Matt Champagne, a teaching assistant and graduate student in public history, will be instructing the new class, and they plan to focus on lesser known parts of queer and gendered history in places that go underlooked in popular narratives, such as the American South and the Midwest.

“There are sort of misconceptions about where LGBTQ+ history lives and exists,” Champagne said. “People most often look at the Eastern and West Coast. They look in major cities, and they look in cisgender communities of middle-class white men… I'm definitely going to be focusing our class on a broader timeline than most.”

Champagne reflected on their reasons for starting this class, and they wanted to make sure a student at NC State didn’t have to go through what they did in undergrad.
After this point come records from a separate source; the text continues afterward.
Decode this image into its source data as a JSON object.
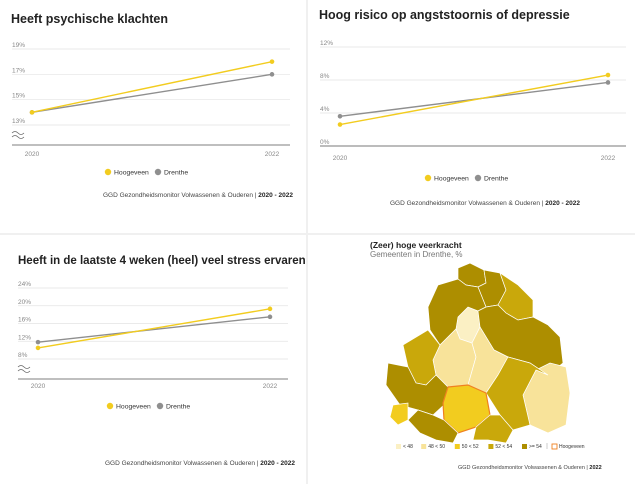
{
  "colors": {
    "hoogeveen": "#f2cc1f",
    "drenthe": "#8f8f8f"
  },
  "chart_data": [
    {
      "type": "line",
      "title": "Heeft psychische klachten",
      "x": [
        "2020",
        "2022"
      ],
      "yticks": [
        "19%",
        "17%",
        "15%",
        "13%"
      ],
      "ylim": [
        13,
        19
      ],
      "series": [
        {
          "name": "Hoogeveen",
          "values": [
            14.0,
            18.0
          ]
        },
        {
          "name": "Drenthe",
          "values": [
            14.0,
            17.0
          ]
        }
      ],
      "legend_position": "bottom",
      "grid": true,
      "source": "GGD Gezondheidsmonitor Volwassenen & Ouderen",
      "source_years": "2020 - 2022"
    },
    {
      "type": "line",
      "title": "Hoog risico op angststoornis of depressie",
      "x": [
        "2020",
        "2022"
      ],
      "yticks": [
        "12%",
        "8%",
        "4%",
        "0%"
      ],
      "ylim": [
        0,
        12
      ],
      "series": [
        {
          "name": "Hoogeveen",
          "values": [
            2.6,
            8.6
          ]
        },
        {
          "name": "Drenthe",
          "values": [
            3.6,
            7.7
          ]
        }
      ],
      "legend_position": "bottom",
      "grid": true,
      "source": "GGD Gezondheidsmonitor Volwassenen & Ouderen",
      "source_years": "2020 - 2022"
    },
    {
      "type": "line",
      "title": "Heeft in de laatste 4 weken (heel) veel stress ervaren",
      "x": [
        "2020",
        "2022"
      ],
      "yticks": [
        "24%",
        "20%",
        "16%",
        "12%",
        "8%"
      ],
      "ylim": [
        8,
        24
      ],
      "series": [
        {
          "name": "Hoogeveen",
          "values": [
            10.5,
            19.3
          ]
        },
        {
          "name": "Drenthe",
          "values": [
            11.8,
            17.5
          ]
        }
      ],
      "legend_position": "bottom",
      "grid": true,
      "source": "GGD Gezondheidsmonitor Volwassenen & Ouderen",
      "source_years": "2020 - 2022"
    }
  ],
  "map": {
    "title": "(Zeer) hoge veerkracht",
    "subtitle": "Gemeenten in Drenthe, %",
    "legend": [
      {
        "label": "< 48",
        "color": "#fbf0c4"
      },
      {
        "label": "48 < 50",
        "color": "#f8e39a"
      },
      {
        "label": "50 < 52",
        "color": "#f2cc1f"
      },
      {
        "label": "52 < 54",
        "color": "#c9a80b"
      },
      {
        "label": ">= 54",
        "color": "#ad8e00"
      }
    ],
    "highlight_label": "Hoogeveen",
    "highlight_color": "#f08020",
    "source": "GGD Gezondheidsmonitor Volwassenen & Ouderen",
    "source_years": "2022"
  }
}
“For my undergrad, I was in New York City at a nonreligious-affiliated campus that sort of marketed itself as a progressive school for POC, LGBT and, just sort of like, for marginalized people generally,” Champagne said. “But yet, at my university, I was a history major and had to get special permission to take a class on LGBTQ+ experience because it was only reserved for students in the honors college. So that's why I'm so happy to be able to have the opportunity to curate a class that I was hungry to take when I was an undergrad, and now, I can make it available to anyone and everyone who desires to take it with no prerequisites barring them from pursuing their academic goals.”

Providing a class that focuses on gender and sexuality and can be accessed by most students reflects broader changes toward inclusivity at North Carolina State University. Andy DeRoin, assistant director of the GLBT Center at NC State, noted the process of including preferred pronouns within student and faculty ID databases on campus.
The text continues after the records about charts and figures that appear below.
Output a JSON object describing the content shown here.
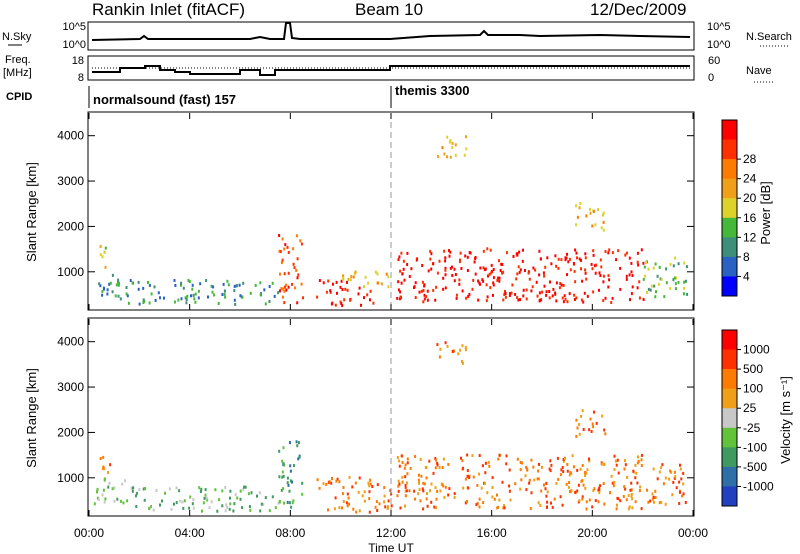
{
  "header": {
    "site": "Rankin Inlet (fitACF)",
    "beam": "Beam 10",
    "date": "12/Dec/2009"
  },
  "noise_panel": {
    "left_label": "N.Sky",
    "right_label": "N.Search",
    "left_ticks": [
      "10^5",
      "10^0"
    ],
    "right_ticks": [
      "10^5",
      "10^0"
    ]
  },
  "freq_panel": {
    "left_label_line1": "Freq.",
    "left_label_line2": "[MHz]",
    "right_label": "Nave",
    "left_ticks": [
      "18",
      "8"
    ],
    "right_ticks": [
      "60",
      "0"
    ]
  },
  "cpid": {
    "label": "CPID",
    "segments": [
      {
        "start_hour": 0,
        "end_hour": 12,
        "text": "normalsound (fast) 157"
      },
      {
        "start_hour": 12,
        "end_hour": 24,
        "text": "themis 3300"
      }
    ]
  },
  "chart_data": [
    {
      "type": "heatmap",
      "name": "power",
      "ylabel": "Slant Range [km]",
      "xlabel": "",
      "ylim": [
        180,
        4500
      ],
      "yticks": [
        "1000",
        "2000",
        "3000",
        "4000"
      ],
      "colorbar": {
        "label": "Power [dB]",
        "ticks": [
          "4",
          "8",
          "12",
          "16",
          "20",
          "24",
          "28"
        ],
        "colors": [
          "#0000ff",
          "#2a62c4",
          "#3d8f7a",
          "#45b83a",
          "#dcd22a",
          "#f0a018",
          "#ff7a00",
          "#ff3000",
          "#ff0000"
        ]
      },
      "regions": [
        {
          "t0": 0.1,
          "t1": 1.5,
          "r0": 380,
          "r1": 1000,
          "level": 2
        },
        {
          "t0": 0.4,
          "t1": 0.9,
          "r0": 1050,
          "r1": 1600,
          "level": 4
        },
        {
          "t0": 1.5,
          "t1": 7.5,
          "r0": 250,
          "r1": 800,
          "level": 2
        },
        {
          "t0": 7.5,
          "t1": 8.5,
          "r0": 300,
          "r1": 1800,
          "level": 7
        },
        {
          "t0": 9.0,
          "t1": 11.3,
          "r0": 230,
          "r1": 800,
          "level": 8
        },
        {
          "t0": 10.0,
          "t1": 12.0,
          "r0": 600,
          "r1": 1000,
          "level": 5
        },
        {
          "t0": 12.2,
          "t1": 22.0,
          "r0": 300,
          "r1": 1500,
          "level": 8
        },
        {
          "t0": 13.8,
          "t1": 15.0,
          "r0": 3500,
          "r1": 4000,
          "level": 5
        },
        {
          "t0": 19.3,
          "t1": 20.5,
          "r0": 1900,
          "r1": 2500,
          "level": 5
        },
        {
          "t0": 22.0,
          "t1": 23.8,
          "r0": 400,
          "r1": 1300,
          "level": 3
        }
      ]
    },
    {
      "type": "heatmap",
      "name": "velocity",
      "ylabel": "Slant Range [km]",
      "xlabel": "Time UT",
      "ylim": [
        180,
        4500
      ],
      "yticks": [
        "1000",
        "2000",
        "3000",
        "4000"
      ],
      "xticks": [
        "00:00",
        "04:00",
        "08:00",
        "12:00",
        "16:00",
        "20:00",
        "00:00"
      ],
      "colorbar": {
        "label": "Velocity [m s⁻¹]",
        "ticks": [
          "1000",
          "500",
          "100",
          "25",
          "-25",
          "-100",
          "-500",
          "-1000"
        ],
        "colors": [
          "#2040c0",
          "#2f6fa8",
          "#3f9a60",
          "#62c23a",
          "#c8c8c8",
          "#f0a018",
          "#ff7a00",
          "#ff3000",
          "#ff0000"
        ]
      },
      "regions": [
        {
          "t0": 0.1,
          "t1": 1.5,
          "r0": 380,
          "r1": 1000,
          "level": 3
        },
        {
          "t0": 0.4,
          "t1": 0.9,
          "r0": 1050,
          "r1": 1600,
          "level": 6
        },
        {
          "t0": 1.5,
          "t1": 7.5,
          "r0": 250,
          "r1": 800,
          "level": 3
        },
        {
          "t0": 7.5,
          "t1": 8.5,
          "r0": 300,
          "r1": 1800,
          "level": 2
        },
        {
          "t0": 9.0,
          "t1": 12.0,
          "r0": 230,
          "r1": 1000,
          "level": 6
        },
        {
          "t0": 12.2,
          "t1": 22.0,
          "r0": 300,
          "r1": 1500,
          "level": 6
        },
        {
          "t0": 13.8,
          "t1": 15.0,
          "r0": 3500,
          "r1": 4000,
          "level": 6
        },
        {
          "t0": 19.3,
          "t1": 20.5,
          "r0": 1900,
          "r1": 2500,
          "level": 6
        },
        {
          "t0": 22.0,
          "t1": 23.8,
          "r0": 400,
          "r1": 1300,
          "level": 6
        }
      ]
    }
  ]
}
“So the process of getting a preferred name or a chosen name field in MyPack Portal was, like, five years in the making,” DeRoin said. “A chosen name kind of was the first round of being trans affirming.”

DeRoin explained the process the GLBT Center and other on-campus LGBTQ advocates had to go through in order to get this small victory. The GLBT Center petitioned the University for a change which would allow a preferred name and pronouns field to exist in MyPack Portal. The University then surveyed other universities and found they had similar fields and then chose to implement it about a year ago.

However, DeRoin said this was not just a victory for transgender and gender nonconforming students.

“It's not even about gender,” DeRoin said. “It’s like, what if you just go by your nickname or what have you? For international students who go by like an English-sounding name, this is still important for them.”

Champagne hopes their class will show some parts of history that are underrepresented and understudied, but wants to make it clear that LGBTQ history is not divorced from that of “mainstream” history.

“Even though LGBTQ+ history prides itself on sort of diverging from traditional historical narratives, it still somehow always tends to lean back into the general problems of history that we focus on in sort of elitist, normative, centric areas,” Champagne said.

HI 369: Sexuality in U.S. History will be a three credit hour class offered this spring and taking the course will fulfill a major’s U.S. Diversity GEP requirement.